Avec l’application stricte de la règle bâloise, le régulateur européen confirme le durcissement du contrôle et de la surveillance des banques et notamment leur capacité à tenir un niveau de qualité de leurs bilans et opérations. Sans oublier qu’il faut ajouter en parallèle un contrôle accru en termes de lutte anti-blanchiment (LAB) pour être cohérent et efficace dans la prévention du risque.
En juin, lors d’une conférence de l’Autorité de contrôle prudentiel et de résolution (ACPR), Francois Villeroy de Galhau, gouverneur de la Banque de France et directeur de l’instance française de supervision et de contrôle des banques et assurance a déclaré qu’une gouvernance rénovée, renforcée en matière de lutte anti-blanchiment passe par le renforcement du rôle de l’ABE. En effet, des scandales financiers récents intervenus dans plusieurs pays européens ont montré la nécessité de renforcer le dispositif de supervision européen, encore faillible.
Pour le régulateur français, il faut aller plus loin dans la réforme des autorités de surveillance en renforçant les échanges d’information entre les autorités financières européennes. Les investigations communes et les mesures correctrices qui en découleraient pourraient bénéficier aux instances nationales de lutte contre le blanchiment d’argent.
Aujourd’hui, il serait pertinent de créer un réseau de superviseurs européens en matière de LAB (Lutte anti-Blanchiment), piloté par l’ABE. Ce réseau devrait pouvoir mener, avec un arsenal humain et juridique adapté, des actions conjointes afin de se substituer temporairement à un superviseur national, dans les pays ou les secteurs les plus exposés aux risques de blanchiment.
Cette solution me semble plus efficace que de créer une agence européenne de LAB. Régulièrement évoquée, cette idée a refait surface pas plus tard qu’en avril dernier quand l’ABE, chargée de coordonner et d’harmoniser le travail des superviseurs bancaires nationaux, avait été critiquée pour avoir abandonné une enquête qui visait les superviseurs danois et estoniens dans le cadre de l’affaire Danske Bank.
Espérons que ce premier signe sous l’ère Campa de l’applicatif plus stricte du dispositif bâlois soit répliqué à la même intensité à l’avenir, au niveau de la lutte contre le blanchiment.
Dans les colonnes du Financial Times, Campa évoque de nombreux cas de blanchiment d’argent en Europe et plus précisément le cas de la Danske Bank et des 200 milliards de transactions suspectes entre 2007 et 2015 traitées par l’intermédiaire de sa filiale estonienne. Est-ce que ce cas est l’arbre qui cache la forêt ?

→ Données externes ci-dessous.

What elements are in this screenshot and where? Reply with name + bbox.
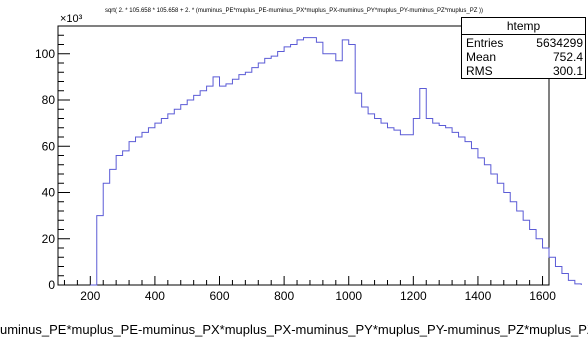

En effet, depuis 2 ans, les scandales liés au blanchiment d’argent se sont multipliés en Europe. On peut évoquer celui de la banque maltaise Pilatus Bank, dénoncé par une journaliste assassinée en octobre 2017. Celui de la faillite de la troisième banque de Lettonie, ABLV, accusée par les États-Unis de blanchiment d’argent. Et enfin, celui de la banque danoise Danske Bank dont la filiale estonienne est accusée d’avoir blanchi 200 milliards d’euros, entre 2007 et 2015. Dans cette dernière affaire, la réputation de la Deutsche Bank a été mise en cause.
En 2018, le montant cumulé des sanctions a ainsi frôlé les 70 millions d’euros, dont une sanction record pour la Banque postale de 50 millions d’euros. La sanction portait sur des carences de contrôles, pour des opérations de transferts d’espèces grâce à des « mandats cash ». Des individus dont le nom figurait sur des listes de gel des avoirs en raison d’activités terroristes avaient pu bénéficier du service de transfert d’argent.
L’an dernier également, la commission des sanctions de l’autorité a également prononcé plusieurs décisions en matière de LCB-FT (Lutte contre le Blanchiment / financement du terrorisme), dont l’une à l’encontre de la société de transfert de fonds Western Union.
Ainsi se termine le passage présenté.